C Programming - Standard Library Functions

5.
What standard functions are available to manipulate strings?

Short answer: the functions in <string.h>.

C doesn't have a built-in string type. Instead, C programs use char arrays, terminated by the NUL ('\0') character.

C programs (and C programmers) are responsible for ensuring that the arrays are big enough to hold all that will be put in them. There are three approaches:

1. Set aside a lot of room, assume that it will be big enough, and don't worry what happens if it's not big enough (efficient, but this method can cause big problems if there's not enough room).

2. Always allocate and reallocate the necessary amount of room (not too inefficient if done with realloc; this method can take lots of code and lots of runtime).

3. Set aside what should be enough room, and stop before going beyond it (efficient and safe, but you might lose data).

There are two sets of functions for C string programming. One set (strcpy, strcat, and so on) works with the first and second approaches. This set copies or uses as much as it's asked to—and there had better be room for it all, or the program might be buggy. Those are the functions most C programmers use. The other set (strncpy, strncat, and so on) takes the third approach. This set needs to know how much room there is, and it never goes beyond that, ignoring everything that doesn't fit.

The "n" (third) argument means different things to these two functions:

To strncpy, it means there is room for only "n" characters, including any NUL character at the end. strncpy copies exactly "n" characters. If the second argument doesn't have that many, strncpy copies extra NUL characters. If the second argument has more characters than that, strncpy stops before it copies any NUL character. That means, when using strncpy, you should always put a NUL character at the end of the string yourself; don't count on strncpy to do it for you.

To strncat, it means to copy up to "n" characters, plus a NUL character if necessary. Because what you really know is how many characters the destination can store, you usually need to use strlen to calculate how many characters you can copy.

The difference between strncpy and strncat is "historical." (That's a technical term meaning "It made sense to somebody, once, and it might be the right way to do things, but it's not obvious why right now.")

An example of the "string-n" functions.

#include <stdio.h>
#include <string.h>
/*
Normally, a constant like MAXBUF would be very large, to
help ensure that the buffer doesn't overflow.  Here, it's very
small, to show how the "string-n" functions prevent it from
ever overflowing.
*/
#define MAXBUF 16
int
main(int argc, char** argv)
{
        char buf[MAXBUF];
        int i;
        buf[MAXBUF - 1] = '\0';
        strncpy(buf, argv[0], MAXBUF-1);
        for (i = 1; i < argc; ++i) {
                strncat(buf, " ",
                  MAXBUF - 1 - strlen(buf));
                strncat(buf, argv[i],
                  MAXBUF - 1 - strlen(buf));
        }
        puts(buf);
        return 0;
}

strcpy and strncpy copy a string from one array to another.
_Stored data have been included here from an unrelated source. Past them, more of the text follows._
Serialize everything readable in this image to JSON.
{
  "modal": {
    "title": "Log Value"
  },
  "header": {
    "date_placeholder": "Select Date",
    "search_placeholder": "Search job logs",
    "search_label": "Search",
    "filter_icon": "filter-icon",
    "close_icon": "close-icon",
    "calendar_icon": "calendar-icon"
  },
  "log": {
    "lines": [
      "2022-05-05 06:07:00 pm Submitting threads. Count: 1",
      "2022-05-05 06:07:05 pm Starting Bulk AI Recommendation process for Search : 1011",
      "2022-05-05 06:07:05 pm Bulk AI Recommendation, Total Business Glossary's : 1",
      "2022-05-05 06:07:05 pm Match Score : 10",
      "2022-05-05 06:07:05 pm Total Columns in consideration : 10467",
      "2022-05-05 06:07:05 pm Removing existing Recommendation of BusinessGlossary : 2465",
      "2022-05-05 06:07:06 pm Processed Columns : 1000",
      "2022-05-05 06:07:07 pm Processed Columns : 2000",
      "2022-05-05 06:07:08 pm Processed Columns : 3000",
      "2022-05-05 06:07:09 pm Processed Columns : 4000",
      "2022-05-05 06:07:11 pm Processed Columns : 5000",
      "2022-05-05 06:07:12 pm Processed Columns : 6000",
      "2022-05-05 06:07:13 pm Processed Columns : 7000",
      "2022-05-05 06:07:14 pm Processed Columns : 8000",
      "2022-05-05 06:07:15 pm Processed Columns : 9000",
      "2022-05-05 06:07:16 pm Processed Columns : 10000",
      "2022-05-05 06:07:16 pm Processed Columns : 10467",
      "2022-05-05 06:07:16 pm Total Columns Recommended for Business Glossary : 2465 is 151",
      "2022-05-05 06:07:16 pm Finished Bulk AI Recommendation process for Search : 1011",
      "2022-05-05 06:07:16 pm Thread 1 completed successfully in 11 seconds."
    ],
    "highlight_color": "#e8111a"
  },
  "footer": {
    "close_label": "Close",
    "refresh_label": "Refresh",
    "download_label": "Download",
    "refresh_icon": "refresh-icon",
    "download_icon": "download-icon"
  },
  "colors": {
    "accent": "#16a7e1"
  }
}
The value on the right is copied to the value on the left; think of the order as being the same as that for assignment.

strcat and strncat "concatenate" one string onto the end of another. For example, if a1 is an array that holds "dog" and a2 is an array that holds "wood", after calling strcat(a1, a2), a1 would hold "dogwood". strcmp and strncmp compare two strings. The return value is negative if the left argument is less than the right, zero if they're the same, and positive if the left argument is greater than the right. There are two common idioms for equality and inequality:

if (strcmp(s1, s2)) {
    /* s1 != s2 */
}

and

if (! strcmp(s1, s2)) {
    /* s1 == s2 */
}

This code is not incredibly readable, perhaps, but it's perfectly valid C code and quite common; learn to recognize it. If you need to take into account the current locale when comparing strings, use strcoll.

A number of functions search in a string. (In all cases, it's the "left" or first argument being searched in.) strchr and strrchr look for (respectively) the first and last occurrence of a character in a string. (memchr and memrchr are the closest functions to the "n" equivalents strchr and strrchr.) strspn, strcspn (the "c" stands for "complement"), and strpbrk look for substrings consisting of certain characters or separated by certain characters:

n = strspn("Iowa", "AEIOUaeiou");
/* n = 2; "Iowa" starts with 2 vowels */
n = strcspn("Hello world", " \t");
/* n = 5; white space after 5 characters */
p = strbrk("Hello world", " \t");
/* p points to blank */
strstr looks for one string in another:
p = strstr("Hello world", "or");
/* p points to the second "o" */

strtok breaks a string into tokens, which are separated by characters given in the second argument. strtok is "destructive"; it sticks NUL characters in the original string. (If the original string should be changed, it should be copied, and the copy should be passed to strtok.) Also, strtok is not "reentrant"; it can't be called from a signal-handling function, because it "remembers" some of its arguments between calls. strtok is an odd function, but very useful for pulling apart data separated by commas or white space.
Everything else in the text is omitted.